Future energy sources will come from their discovery by accepting more risk in exploration under tough drilling and logging conditions. In many fields in Nigeria, determination of producible oil and gas and in situ reserve volumes has proved too difficult for conventional, old vintage, logging suites. The complex mineralogy, presence of thin shale laminations and grain size variations within the sand bodies and very low and variable formation water salinity, require the use of advanced logging and conveyance technologies for accurate reservoir evaluation. Advanced magnetic resonance wireline measurements provide a solution to evaluate reservoir quality and hydrocarbon systems potential. This technology is able to reveal a multitude of reservoir and wellbore properties supported by innovative signal processing and interpretation capabilities. This enables capturing essential information for multiple applications providing formation evaluation solutions unaffected by well deviations and borehole rugosity. Continuous fluid characterization at multiple depths of investigation in a single logging pass from the advanced NMR tool resulted in correctly identifying the types and volumes of the various reservoir fluids and their contact levels. The case study presented in the paper demonstrates the benefit of using advanced magnetic resonance in complex formation and in tough logging conditions where conventional measurements were inadequate. A major challenge in these reservoirs was the identification of the fluids contact, which was masked by poor resistivity contrast between oil and fresh formation water.
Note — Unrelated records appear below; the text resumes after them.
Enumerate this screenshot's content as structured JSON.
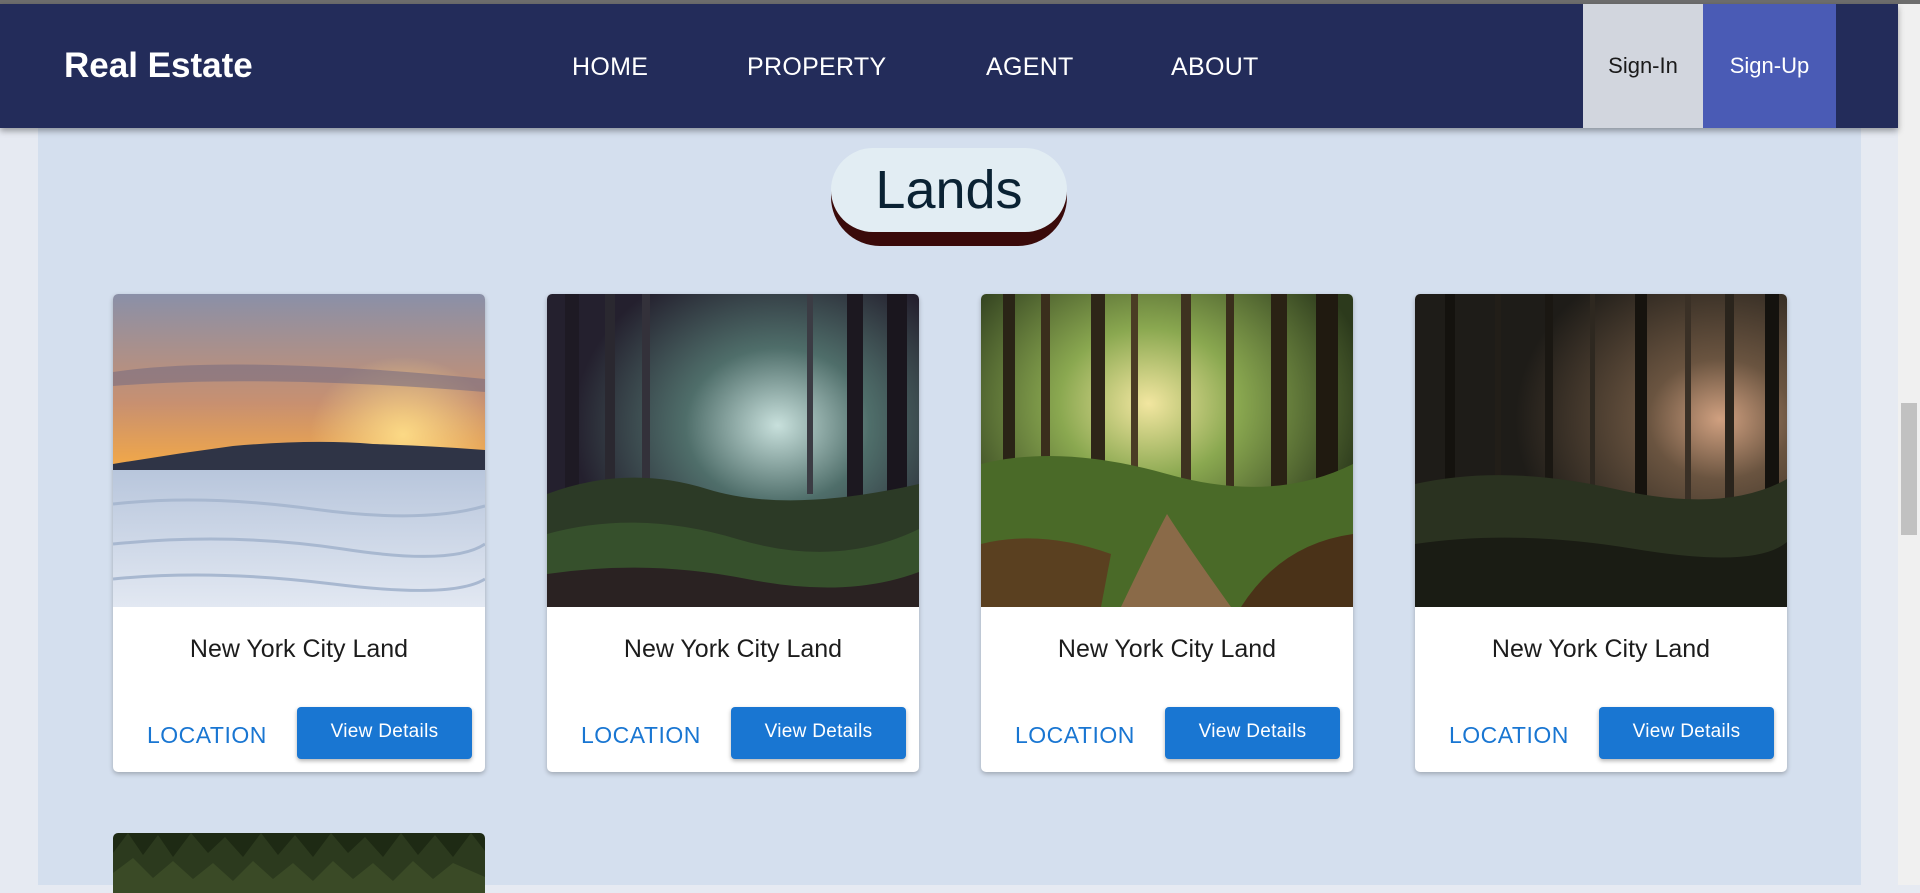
{
  "brand": "Real Estate",
  "nav": {
    "items": [
      "HOME",
      "PROPERTY",
      "AGENT",
      "ABOUT"
    ],
    "signin": "Sign-In",
    "signup": "Sign-Up"
  },
  "section": {
    "title": "Lands"
  },
  "cards": [
    {
      "title": "New York City Land",
      "location": "LOCATION",
      "button": "View Details",
      "image": "snowy-lake-sunset"
    },
    {
      "title": "New York City Land",
      "location": "LOCATION",
      "button": "View Details",
      "image": "misty-forest"
    },
    {
      "title": "New York City Land",
      "location": "LOCATION",
      "button": "View Details",
      "image": "forest-path"
    },
    {
      "title": "New York City Land",
      "location": "LOCATION",
      "button": "View Details",
      "image": "dark-forest"
    }
  ],
  "colors": {
    "navbar": "#232c5a",
    "signin_bg": "#d2d6de",
    "signup_bg": "#4a5bb5",
    "section_bg": "#d4dfee",
    "accent": "#1976d2"
  }
}
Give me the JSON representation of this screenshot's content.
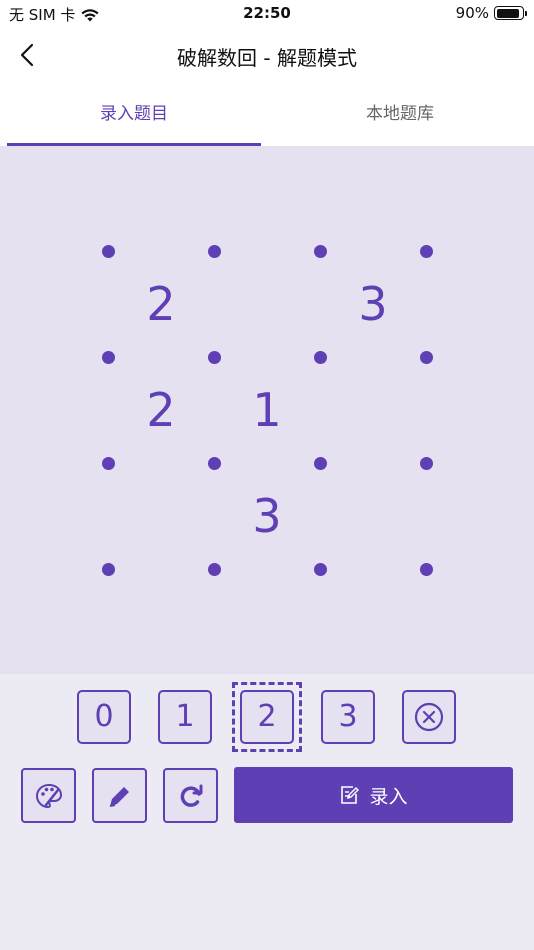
{
  "status_bar": {
    "carrier": "无 SIM 卡",
    "time": "22:50",
    "battery_text": "90%",
    "battery_level": 0.9
  },
  "nav": {
    "title": "破解数回 - 解题模式"
  },
  "tabs": [
    {
      "label": "录入题目",
      "active": true
    },
    {
      "label": "本地题库",
      "active": false
    }
  ],
  "board": {
    "dot_rows": 4,
    "dot_cols": 4,
    "cells": [
      [
        "2",
        "",
        "3"
      ],
      [
        "2",
        "1",
        ""
      ],
      [
        "",
        "3",
        ""
      ]
    ]
  },
  "keypad": {
    "keys": [
      "0",
      "1",
      "2",
      "3"
    ],
    "selected": "2",
    "clear_icon": "circle-x-icon"
  },
  "tools": {
    "icons": [
      "palette-icon",
      "pencil-icon",
      "refresh-icon"
    ],
    "submit_label": "录入",
    "submit_icon": "edit-note-icon"
  },
  "colors": {
    "accent": "#5e3fb4",
    "board_bg": "#e5e1f0",
    "page_bg": "#ecebf3"
  }
}
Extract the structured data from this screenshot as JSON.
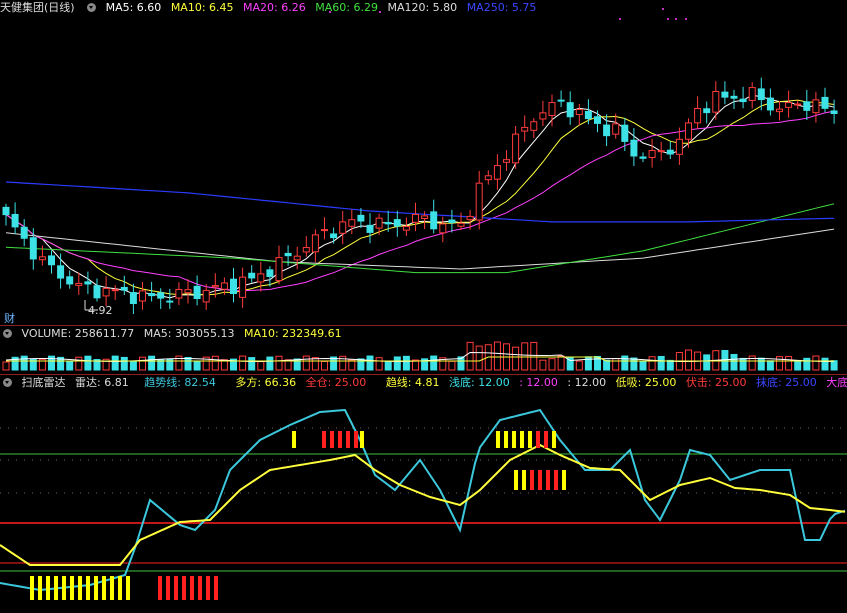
{
  "price_header": {
    "title": "天健集团(日线)",
    "ma5": "MA5: 6.60",
    "ma10": "MA10: 6.45",
    "ma20": "MA20: 6.26",
    "ma60": "MA60: 6.29",
    "ma120": "MA120: 5.80",
    "ma250": "MA250: 5.75"
  },
  "price_panel": {
    "low_marker": "4.92",
    "badge": "财"
  },
  "volume_header": {
    "volume": "VOLUME: 258611.77",
    "ma5": "MA5: 303055.13",
    "ma10": "MA10: 232349.61"
  },
  "radar_header": {
    "name": "扫底雷达",
    "radar": "雷达: 6.81",
    "trend": "趋势线: 82.54",
    "long": "多方: 66.36",
    "full": "全仓: 25.00",
    "trendline": "趋线: 4.81",
    "shallow": "浅底: 12.00",
    "blank1": ": 12.00",
    "blank2": ": 12.00",
    "lowbuy": "低吸: 25.00",
    "ambush": "伏击: 25.00",
    "bottom": "抹底: 25.00",
    "bigbottom": "大底天"
  },
  "colors": {
    "up": "#ff3b3b",
    "down": "#3ce2e6",
    "ma5": "#ffffff",
    "ma10": "#ffff3c",
    "ma20": "#ff40ff",
    "ma60": "#40e040",
    "ma120": "#dddddd",
    "ma250": "#2b3cff",
    "radar": "#3cc8dc",
    "trend": "#ffff3c",
    "bar_yellow": "#ffff00",
    "bar_red": "#ff2020"
  },
  "chart_data": {
    "type": "candlestick",
    "title": "天健集团(日线)",
    "ylim": [
      4.5,
      8.2
    ],
    "low_price": 4.92,
    "moving_averages": {
      "MA5": 6.6,
      "MA10": 6.45,
      "MA20": 6.26,
      "MA60": 6.29,
      "MA120": 5.8,
      "MA250": 5.75
    },
    "volume": {
      "last": 258611.77,
      "ma5": 303055.13,
      "ma10": 232349.61
    },
    "radar": {
      "radar": 6.81,
      "trend": 82.54,
      "long": 66.36,
      "full": 25.0,
      "trendline": 4.81
    }
  }
}
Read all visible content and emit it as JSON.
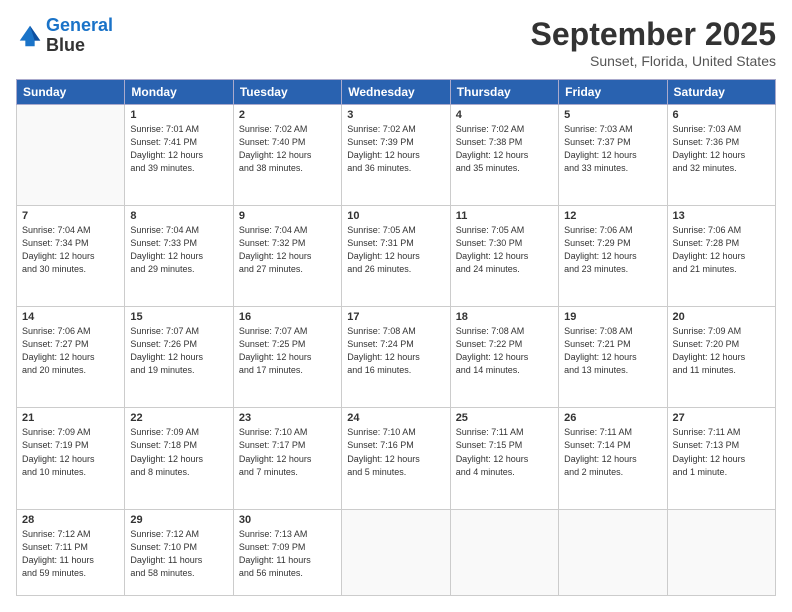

In addition, the poor borehole conditions, severe enlargement and high rugosity, made it impracticable to successfully complete a planned wireline formation testing program. The excellent data quality and reliability of the advanced magnetic resonance answer product despite the near wellbore damage and invasion effects proved that advanced magnetic resonance is a practical choice to provide accurate hydrocarbon volumes and in-situ fluid analysis to complement or fill the gaps in petrophysical and fluid sampling program in challenging complex and rugose borehole.